The court also noted that the determination by the Social Security Administration on the Plaintiff’s total disability could not be admitted into evidence by the Plaintiff as the Social Security Administration had utilized different standards and did not involve any adversarial proceedings. More specifically, the court rejected the Plaintiff’s Motion to Preclude the government from arguing that the Plaintiff was not disabled. The Plaintiff presented this motion in light of the fact that there was a Social Security Administration determination of full disability. The court found that the principles of collateral estoppel did not preclude the government from making an argument at this trial contrary to the determination by the Social Security Administration. 

The court additionally granted the Motion to Preclude the Social Security Administration Disability determination from coming into evidence after finding that the Social Security Administration had utilized different standards to reach that determination. The court also found that admitting that determination into evidence could cause confusion and possibly delay the trial.

It was held that the Plaintiff could still seek to admit the underlying evidence that was submitted to the Social Security Administration in support of an argument of a total disability as a result of the accident. 

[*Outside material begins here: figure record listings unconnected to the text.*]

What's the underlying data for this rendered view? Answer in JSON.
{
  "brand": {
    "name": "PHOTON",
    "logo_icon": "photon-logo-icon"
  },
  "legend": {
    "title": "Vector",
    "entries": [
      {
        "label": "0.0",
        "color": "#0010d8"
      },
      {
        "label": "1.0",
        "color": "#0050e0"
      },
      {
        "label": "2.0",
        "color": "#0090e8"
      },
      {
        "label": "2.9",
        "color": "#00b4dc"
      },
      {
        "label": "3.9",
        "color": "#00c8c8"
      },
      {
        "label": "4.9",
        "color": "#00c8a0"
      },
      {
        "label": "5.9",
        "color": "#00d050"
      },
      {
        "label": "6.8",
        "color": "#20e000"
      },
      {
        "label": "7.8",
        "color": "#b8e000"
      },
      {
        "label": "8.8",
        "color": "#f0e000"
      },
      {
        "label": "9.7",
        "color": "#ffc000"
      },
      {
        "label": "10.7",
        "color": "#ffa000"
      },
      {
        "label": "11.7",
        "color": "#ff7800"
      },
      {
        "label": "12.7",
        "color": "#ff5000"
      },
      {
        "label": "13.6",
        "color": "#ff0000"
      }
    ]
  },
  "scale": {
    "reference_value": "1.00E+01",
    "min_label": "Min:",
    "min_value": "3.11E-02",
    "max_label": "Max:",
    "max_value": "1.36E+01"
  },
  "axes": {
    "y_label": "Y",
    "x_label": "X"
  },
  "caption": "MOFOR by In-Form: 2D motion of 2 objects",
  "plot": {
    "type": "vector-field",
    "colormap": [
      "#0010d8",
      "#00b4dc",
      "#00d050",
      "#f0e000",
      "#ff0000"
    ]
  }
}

The court additionally noted that the government Defendant could use the Social Security Administration determination to later offset any lost wages awarded in this matter. 

In another notable decision in this case, the court denied the Plaintiff’s motion to exclude one of the government Defendant’s medical expert’s testimony as being contradictory and cumulative of another government medical expert’s testimony. The court found that there was no error in the government’s decision to have an orthopedic surgeon opine as to the Plaintiff’s shoulder injuries and to have a neurologist, whose testimony of the Plaintiff sought to exclude, offer opinions on the Plaintiff’s alleged neurological injuries even though an orthopedic surgeon could be qualified to make neurological assessments as well.